OVIEDO 28 jul. (EUROPA PRESS) -
À experiência única do eclipse que poderá ser observado em nossa região no próximo dia 12 de agosto soma-se, como prelúdio, “um evento único e de especial relevância que reunirá em Oviedo os principais especialistas internacionais em exploração espacial”. De 5 a 7 de agosto, será realizado o congresso “The Many Pathways to Space” (Os diversos caminhos para o espaço), um fórum criado com o objetivo de conectar a pesquisa, a indústria e as capacidades tecnológicas das regiões aos grandes desafios da exploração espacial.
O evento foi apresentado nesta terça-feira pelo secretário de Ciência, Indústria e Emprego, Borja Sánchez, pela coordenadora do congresso, Noemí Pinilla, e pela diretora da Fundação para a Pesquisa nas Astúrias, Mercedes Díaz.
Entre outros assuntos, o congresso analisará os desafios relacionados à missão Artemis e à presença humana sustentável além da Terra. A defesa planetária ocupará um lugar de destaque, com especialistas que trabalham no monitoramento e na caracterização de asteróides, incluindo o Apophis, cuja aproximação da Terra em 2029 constitui uma oportunidade científica de primeira ordem para compreender melhor esses corpos celestes e aprimorar a preparação internacional diante de riscos naturais de origem espacial.
Borja Sánchez indicou que este evento transformará as Astúrias em ponto de encontro de uma comunidade científica e industrial de alto nível. Assim, no Palácio de Congressos se reunirão cerca de 70 especialistas provenientes de dez países (Espanha, Luxemburgo, Estados Unidos, Itália, Reino Unido, Japão, Alemanha, Grécia, Turquia e Peru) e de mais de trinta universidades, centros de pesquisa, empresas, startups e agências espaciais.

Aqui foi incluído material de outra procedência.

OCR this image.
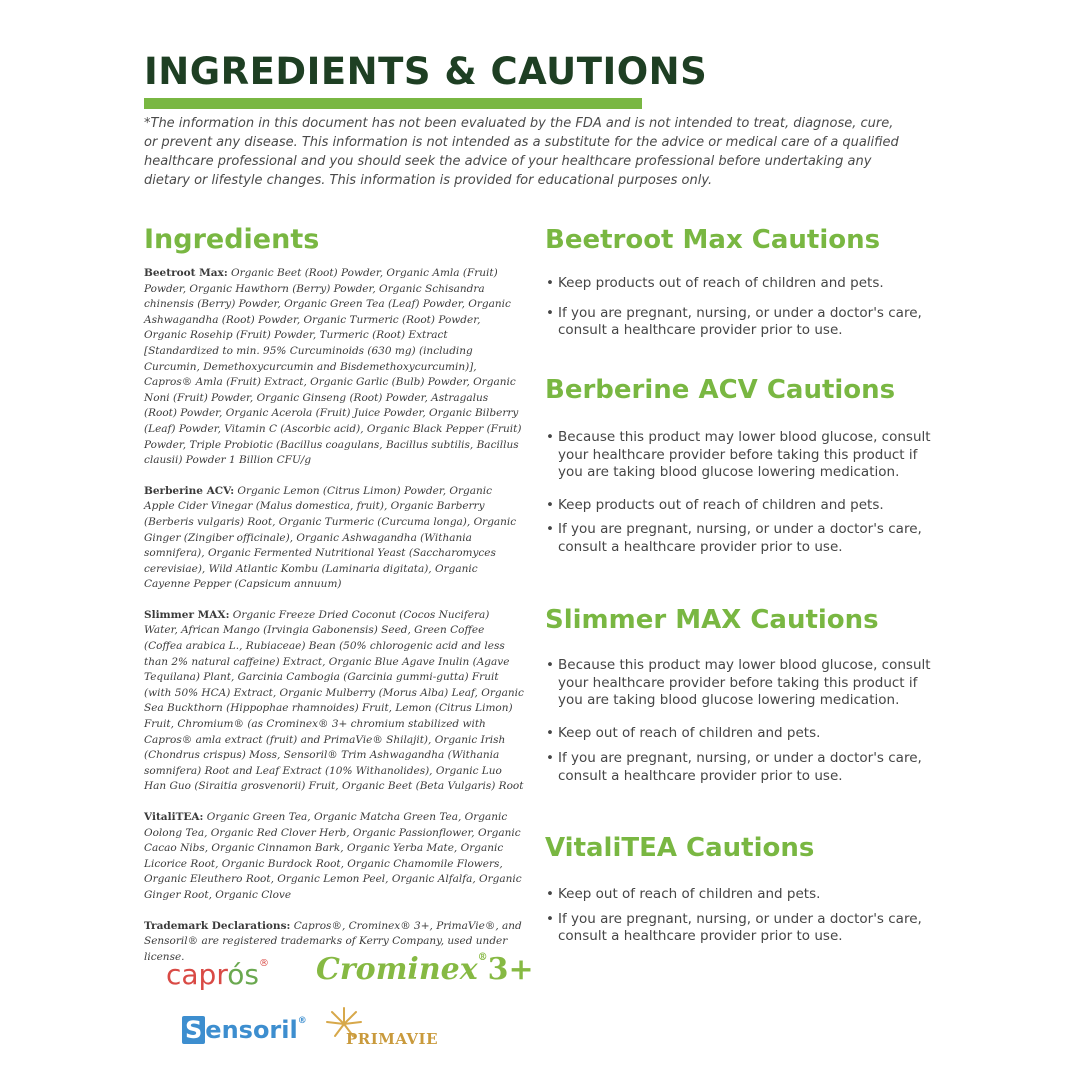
INGREDIENTS & CAUTIONS

*The information in this document has not been evaluated by the FDA and is not intended to treat, diagnose, cure, or prevent any disease. This information is not intended as a substitute for the advice or medical care of a qualified healthcare professional and you should seek the advice of your healthcare professional before undertaking any dietary or lifestyle changes. This information is provided for educational purposes only.

Ingredients

Beetroot Max: Organic Beet (Root) Powder, Organic Amla (Fruit) Powder, Organic Hawthorn (Berry) Powder, Organic Schisandra chinensis (Berry) Powder, Organic Green Tea (Leaf) Powder, Organic Ashwagandha (Root) Powder, Organic Turmeric (Root) Powder, Organic Rosehip (Fruit) Powder, Turmeric (Root) Extract [Standardized to min. 95% Curcuminoids (630 mg) (including Curcumin, Demethoxycurcumin and Bisdemethoxycurcumin)], Capros® Amla (Fruit) Extract, Organic Garlic (Bulb) Powder, Organic Noni (Fruit) Powder, Organic Ginseng (Root) Powder, Astragalus (Root) Powder, Organic Acerola (Fruit) Juice Powder, Organic Bilberry (Leaf) Powder, Vitamin C (Ascorbic acid), Organic Black Pepper (Fruit) Powder, Triple Probiotic (Bacillus coagulans, Bacillus subtilis, Bacillus clausii) Powder 1 Billion CFU/g

Berberine ACV: Organic Lemon (Citrus Limon) Powder, Organic Apple Cider Vinegar (Malus domestica, fruit), Organic Barberry (Berberis vulgaris) Root, Organic Turmeric (Curcuma longa), Organic Ginger (Zingiber officinale), Organic Ashwagandha (Withania somnifera), Organic Fermented Nutritional Yeast (Saccharomyces cerevisiae), Wild Atlantic Kombu (Laminaria digitata), Organic Cayenne Pepper (Capsicum annuum)

Slimmer MAX: Organic Freeze Dried Coconut (Cocos Nucifera) Water, African Mango (Irvingia Gabonensis) Seed, Green Coffee (Coffea arabica L., Rubiaceae) Bean (50% chlorogenic acid and less than 2% natural caffeine) Extract, Organic Blue Agave Inulin (Agave Tequilana) Plant, Garcinia Cambogia (Garcinia gummi-gutta) Fruit (with 50% HCA) Extract, Organic Mulberry (Morus Alba) Leaf, Organic Sea Buckthorn (Hippophae rhamnoides) Fruit, Lemon (Citrus Limon) Fruit, Chromium® (as Crominex® 3+ chromium stabilized with Capros® amla extract (fruit) and PrimaVie® Shilajit), Organic Irish (Chondrus crispus) Moss, Sensoril® Trim Ashwagandha (Withania somnifera) Root and Leaf Extract (10% Withanolides), Organic Luo Han Guo (Siraitia grosvenorii) Fruit, Organic Beet (Beta Vulgaris) Root

VitaliTEA: Organic Green Tea, Organic Matcha Green Tea, Organic Oolong Tea, Organic Red Clover Herb, Organic Passionflower, Organic Cacao Nibs, Organic Cinnamon Bark, Organic Yerba Mate, Organic Licorice Root, Organic Burdock Root, Organic Chamomile Flowers, Organic Eleuthero Root, Organic Lemon Peel, Organic Alfalfa, Organic Ginger Root, Organic Clove

Trademark Declarations: Capros®, Crominex® 3+, PrimaVie®, and Sensoril® are registered trademarks of Kerry Company, used under license.

caprós® Crominex®3+
S ensoril®
PRIMAVIE
Beetroot Max Cautions
• Keep products out of reach of children and pets.
• If you are pregnant, nursing, or under a doctor's care, consult a healthcare provider prior to use.
Berberine ACV Cautions
• Because this product may lower blood glucose, consult your healthcare provider before taking this product if you are taking blood glucose lowering medication.
• Keep products out of reach of children and pets.
• If you are pregnant, nursing, or under a doctor's care, consult a healthcare provider prior to use.
Slimmer MAX Cautions
• Because this product may lower blood glucose, consult your healthcare provider before taking this product if you are taking blood glucose lowering medication.
• Keep out of reach of children and pets.
• If you are pregnant, nursing, or under a doctor's care, consult a healthcare provider prior to use.
VitaliTEA Cautions
• Keep out of reach of children and pets.
• If you are pregnant, nursing, or under a doctor's care, consult a healthcare provider prior to use.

Mais da metade dos participantes virá de fora da comunidade autônoma, o que reforça o alcance internacional do encontro e sua capacidade de gerar redes de colaboração.
Entre esses participantes estão figuras de referência ligadas a instituições como a NASA, a Agência Espacial Europeia (ESA), o CSIC, o Centro Aeroespacial Alemão (DLR), a Universidade de Tóquio, a Universidade do Arizona, a Universidade Central da Flórida ou as universidades de Luxemburgo e Edimburgo. Assim, a palestra de abertura, que será aberta a todo o público, ficará a cargo de Peter Worden, ex-diretor do Centro de Pesquisa Ames da NASA e atual presidente da Fundação Breakthrough Prize.
Por sua vez, a idealizadora do evento, Noemí Pinilla, indicou que o evento foi concebido como um fórum de colaboração entre todos os participantes. “Queremos reunir, durante três dias, pessoas que há décadas trabalham e já trabalharam em diferentes missões. Queremos discutir possíveis ideias, ver para onde caminha o futuro e qual é a melhor abordagem para enfrentar os grandes desafios”, afirmou.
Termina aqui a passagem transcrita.